JavaScript engine internals part 3: garbage collection

Another part of implementing a JavaScript-like engine to run inside a WebAssembly sandbox is memory management: JS requires garbage collection because objects may hold references to each other, creating cycles that simpler schemes like reference counting can’t break.

Mark and sweep

Most JS engines implement some form of mark-and-sweep garbage collection, usually enhanced with various fancy features we won’t get into here (moving/compaction, generational sweeps, etc).

The mark phase involves tracing your way through the object graph. Starting with globals and objects that are held in variables, you mark the object, setting a flag unique to that object. For any references it holds to other objects, you repeat — whenever you reach an object that’s already been marked you can skip over to the next one without re-tracing its references.
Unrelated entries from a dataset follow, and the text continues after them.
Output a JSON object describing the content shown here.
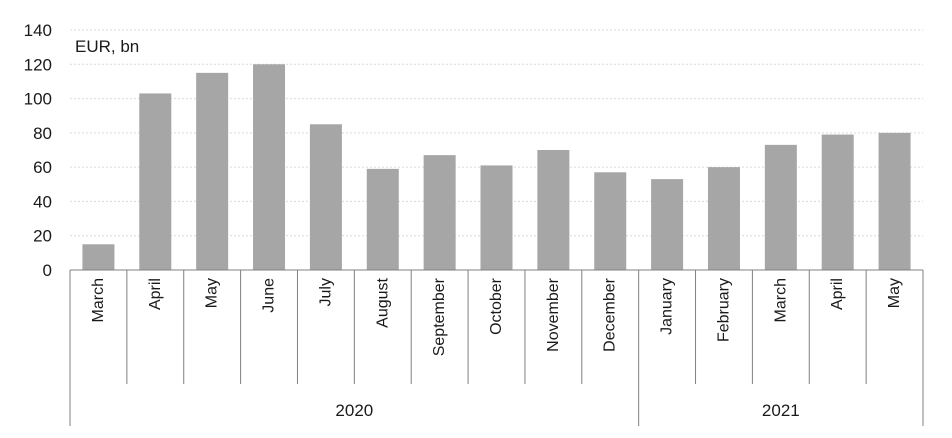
{
  "chart_data": {
    "type": "bar",
    "title": "",
    "xlabel": "",
    "ylabel": "EUR, bn",
    "ylim": [
      0,
      140
    ],
    "yticks": [
      0,
      20,
      40,
      60,
      80,
      100,
      120,
      140
    ],
    "grid": true,
    "categories": [
      "March",
      "April",
      "May",
      "June",
      "July",
      "August",
      "September",
      "October",
      "November",
      "December",
      "January",
      "February",
      "March",
      "April",
      "May"
    ],
    "values": [
      15,
      103,
      115,
      120,
      85,
      59,
      67,
      61,
      70,
      57,
      53,
      60,
      73,
      79,
      80
    ],
    "groups": [
      {
        "label": "2020",
        "count": 10
      },
      {
        "label": "2021",
        "count": 5
      }
    ],
    "colors": {
      "bar": "#a6a6a6",
      "grid": "#d9d9d9",
      "axis": "#808080"
    }
  }
}
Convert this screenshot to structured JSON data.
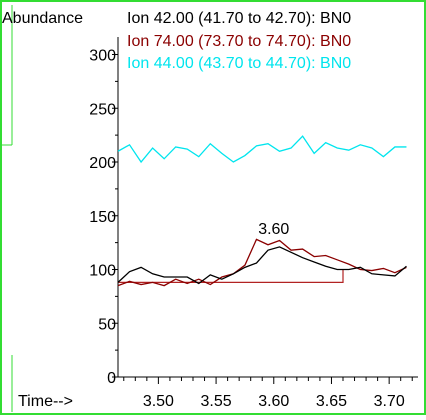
{
  "chart_data": {
    "type": "line",
    "ylabel": "Abundance",
    "xlabel": "Time-->",
    "xlim": [
      3.465,
      3.725
    ],
    "ylim": [
      0,
      320
    ],
    "x_ticks": [
      "3.50",
      "3.55",
      "3.60",
      "3.65",
      "3.70"
    ],
    "y_ticks": [
      "0",
      "50",
      "100",
      "150",
      "200",
      "250",
      "300"
    ],
    "grid": false,
    "legend": "top",
    "peak_label": "3.60",
    "peak_label_x": 3.6,
    "peak_label_y": 133,
    "baseline": {
      "x": [
        3.465,
        3.66,
        3.66
      ],
      "y": [
        88,
        88,
        100
      ]
    },
    "series": [
      {
        "name": "Ion  42.00 (41.70 to 42.70): BN0",
        "color": "#000000",
        "x": [
          3.465,
          3.475,
          3.485,
          3.495,
          3.505,
          3.515,
          3.525,
          3.535,
          3.545,
          3.555,
          3.565,
          3.575,
          3.585,
          3.595,
          3.605,
          3.615,
          3.625,
          3.635,
          3.645,
          3.655,
          3.665,
          3.675,
          3.685,
          3.695,
          3.705,
          3.715
        ],
        "y": [
          88,
          98,
          102,
          96,
          93,
          93,
          93,
          87,
          95,
          91,
          96,
          102,
          106,
          118,
          121,
          116,
          111,
          107,
          103,
          100,
          100,
          102,
          96,
          95,
          94,
          103
        ]
      },
      {
        "name": "Ion  74.00 (73.70 to 74.70): BN0",
        "color": "#8b0000",
        "x": [
          3.465,
          3.475,
          3.485,
          3.495,
          3.505,
          3.515,
          3.525,
          3.535,
          3.545,
          3.555,
          3.565,
          3.575,
          3.585,
          3.595,
          3.605,
          3.615,
          3.625,
          3.635,
          3.645,
          3.655,
          3.665,
          3.675,
          3.685,
          3.695,
          3.705,
          3.715
        ],
        "y": [
          85,
          89,
          86,
          88,
          85,
          91,
          87,
          91,
          86,
          93,
          96,
          104,
          128,
          123,
          127,
          118,
          119,
          112,
          113,
          109,
          105,
          100,
          99,
          101,
          97,
          102
        ]
      },
      {
        "name": "Ion  44.00 (43.70 to 44.70): BN0",
        "color": "#00e5ee",
        "x": [
          3.465,
          3.475,
          3.485,
          3.495,
          3.505,
          3.515,
          3.525,
          3.535,
          3.545,
          3.555,
          3.565,
          3.575,
          3.585,
          3.595,
          3.605,
          3.615,
          3.625,
          3.635,
          3.645,
          3.655,
          3.665,
          3.675,
          3.685,
          3.695,
          3.705,
          3.715
        ],
        "y": [
          210,
          216,
          200,
          213,
          203,
          214,
          212,
          205,
          217,
          208,
          200,
          206,
          215,
          217,
          210,
          213,
          224,
          208,
          218,
          213,
          211,
          216,
          213,
          205,
          214,
          214
        ]
      }
    ]
  }
}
Any object that didn’t get marked is considered unreachable, and gets deleted in the sweep phase. This requires having some way to iterate through all allocated objects, which in my experimental engine I’ve temporarily implemented as a C++ std::unordered_set (a hash map with no payload) which new objects are always added to. This should eventually be replaced with a custom allocator that knows how to iterate through its own objects, or something. :)

The stack

Traditional C/C++ programs store some of their local variables (those that aren’t optimized into registers) in a region of memory known as the stack: a pointer to the stack top is incremented and decremented as functions run to provide storage space, and the same stack is used to store return addresses for function calls (a cause of many security problems).

Some garbage collection systems like Boehm libgc take advantage of this, and scan the stack looking for object references to keep alive during the mark phase. Clever!

The WebAssembly environment has stricter memory safety: byte-addressable “linear memory” has a limited range and you can only access local variables in the stack frame through compile-time-addressed, pre-verified indexes. There’s no way to access a calling function’s stack frames to check what it had saved in its local variables…

When using the emscripten compiler, there is a second, more C/C++ like stack maintained inside the linear memory for variables and data structures that can’t fit in WebAssembly locals (for instance structure types larger than a single word, or anything that has its address taken and a pointer passed somewhere). Theoretically we could scan through that looking for our pointer values, but there may be false positives and that could be trouble — you wouldn’t want to accidentally try to traverse the object references inside a pointer that was actually a random integer or something!

Stacks, scopes, and smart pointers

For now I’ve implemented my own secondary stack which holds only encoded JS values, and modeled JS local variable bindings as C++ pointers to the value on the stack. When a garbage collection happens, the known globals and anything referenced on the stack are marked and traversed, so objects considered in use stay alive.

The way the stack is managed in the C++ engine code is inspired by V8’s Handle & HandleScope/EscapableHandleScope system. It requires a little bit of explicit discipline, and could probably be further improved in terms of the classes making usage correct, but seems to work correctly.

At the beginning of each function, a Scope or ScopeRetVal object is instantiated:

void someFunc() {
  Scope scope;
  // do stuff
}

This saves the stack position, and restores it to its original state when the function exits — so you don’t have to manually remember to pop. That’ll free up any of your locally allocated values for garbage collection.

Any given variable binding is either a ‘Binding’ (alias to Val*) to an existing, elsewhere-managed Val, or a ‘Local’ “smart pointer” object when compiles down to a pointer, but with a constructor that pushes a slot onto the stack.

Arguments can be passed as Local instances as well, constructed on the parent frame and eventually destructed with it, or if you know they’re GC-rooted already for sure you can pass a direct binding.

The big trick is return values, which I needed inspiration from V8 to figure out. If you try to return a Local, it’ll be cleaned up from your own scope before you return — and if you try to return a Val directly it won’t be GC-rooted and can disappear unexpectedly.

RetVal somefunc() {
  ScopeRetVal scope;
  // do stuff
  return scope.escape(new String("keep it safe!"));
}

Functions return a RetVal which doesn’t push, instead of a Local which does. A variant of the Scope, here ScopeRetVal (V8 uses the awesomer name EscapableHandleScope!) first reserves space on the parent scope for that return value. When you return, you have the scope insert the return val into the saved slot, and then the destructor restores the stack to the saved spot _after_ the return value, safely still alive.

Without this trick, return values could end up de-allocated during code like:

var retval = a() + b();

translated to C++ as

Local retval;
*retval = *(a->call(Null(), {})) + *(b->call(Null(), {}));

where the return value from a() gets de-allocated during an allocation inside the call to b().